Английский закон до 1861 года карал однополую любовь смертной казнью, а затем — пожизненным заключением. Апофеоз английской гомофобии — расправа над Оскаром Уайльдом, сведшая безобидного любителя крашеных ромашек в преждевременную могилу.

Однако общественное мнение не везде относилось к сексуальным меньшинствам столь же сурово. На Востоке гомосексуализм и вовсе не считался пороком. Например, в японской классической литературе немало романтических историй, воспевающих однополую любовь. У Ихары Сайкаку можно даже встретить описание гомосексуального синдзю. Герой новеллы, 15-летний юноша, узнает от матери, что самурай, которого он любит всем сердцем, некогда убил его отца. Мать требует мести, заявляя, что долг чести выше любви. Любовник с этим не спорит и готов принять смерть от руки мальчика. Но тот не уступает ему в великодушии и требует честного поединка. Растроганная борьбой двух благородных сердец, мать смягчается и позволяет влюбленным провести ночь вместе, отложив трудное решение до утра. Но назавтра она находит два трупа: смерть примирила любовь с долгом.

Представить себе подобный сюжет в западной литературе, прямо скажем, трудно, хотя персонажей-гомосексуалистов (и тем более писателей) в Европе и Америке не меньше, чем на Востоке. Нет, я не собираюсь пускаться в перечисление литераторов, известных склонностью к гомосексуализму, — список получился бы длинным, при этом все равно неполным, а во многих случаях основанным на сплетнях или домыслах. Сексуальная ориентация писателя для моей темы существенна лишь тогда, когда приводит к суицидному исходу.

Примеров косвенной связи гомосексуализма с самоубийством довольно много: У. Бекфорд, В. Князев, И. Игнатьев, Х. Крейн, Н. Кассиди, Ю. Мисима и т. д. (читайте «Энциклопедию литературицида»). Прямая же причинно-следственная связь чаще наблюдается не у мужчин, а у женщин.

Возможно, дело в том, что в глазах общества, этику и мировоззрение которого определяли мужчины, лесбиянки были еще преступнее мужеложцев. Традиционное представление о «жрицах сафической любви», нашедшее отражение и в литературе, рисовало жестокое, распутное, сексуально ненасытное, но при этом эмоционально холодное, а главное, непозволительно умное существо. Это настоящий образ врага, воплотивший все те качества, которых мужчины больше всего боятся и не любят в женщинах.

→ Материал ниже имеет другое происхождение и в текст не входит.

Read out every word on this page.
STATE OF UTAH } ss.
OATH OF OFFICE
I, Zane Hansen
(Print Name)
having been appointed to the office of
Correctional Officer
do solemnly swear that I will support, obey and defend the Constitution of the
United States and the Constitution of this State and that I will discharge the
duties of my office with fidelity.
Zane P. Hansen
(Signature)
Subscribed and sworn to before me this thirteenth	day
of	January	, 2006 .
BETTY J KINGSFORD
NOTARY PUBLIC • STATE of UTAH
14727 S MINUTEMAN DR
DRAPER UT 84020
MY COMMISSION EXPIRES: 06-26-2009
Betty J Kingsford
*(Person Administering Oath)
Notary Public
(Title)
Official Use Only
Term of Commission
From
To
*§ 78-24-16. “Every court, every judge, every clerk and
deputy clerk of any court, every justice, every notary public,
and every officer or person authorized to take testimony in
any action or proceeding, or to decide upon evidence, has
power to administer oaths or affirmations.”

Французская поэтесса Рене Вивьен (1877–1909), сейчас почти забытая, а в начале века почитавшаяся «самой загадочной поэтессой Прекрасной Эпохи» и, разумеется, «современной Сафо», была хозяйкой парижского артистического салона, где бывали Сара Бернар, Колетт и многие другие знаменитые женщины. Своего пристрастия к однополой любви поэтесса не скрывала. Ее салон славился гастрономическими изысками, однако умерла Вивьен от голода: брошенная любовницей, она перестала принимать пищу и угасла.

При этом пресловутая эмоциональная холодность женщин, «которым не нужны мужчины», — выдумка сильного пола. Наоборот, гомосексуальные женщины обычно обладают повышенной эмоциональностью и особенной обнаженностью нервов, что нередко и приводит к самоубийству. Кроме того, для них, в отличие от мужчин, духовная сторона любовной связи значит больше, чем плотская, чувства преобладают над чувственностью.

Хрупкий, почти бестелесный любовный треугольник, в котором не нашлось места для мужчины, — история смерти крупнейшей шведской поэтессы XX века Карин Бойе (1900–1941). Путь к осознанию своего гомосексуализма для нее был долгим, и его отправной точкой, видимо, послужила не столько физиология, сколько изначальное стремление к неограниченной личной свободе вопреки любым запретам и преградам. Однополая любовь несомненно давала Бойе мощный заряд творческой энергии — этой теме посвящены многие ее произведения. Конечно же, круг ее интересов, как у любого значительного литератора-гомосексуалиста, не сводился только к однополой любви. Страстная и увлекающаяся, Бойе не раз меняла убеждения и взгляды: сначала это был буддизм, потом христианство, потом социализм, а в последний период жизни — фрейдизм. Ее роман «Каллокаин», наряду с «1984» Дж. Оруэлла и «Дивным новым миром» О. Хаксли, считается одной из классических антиутопий, разоблачающих тоталитаризм.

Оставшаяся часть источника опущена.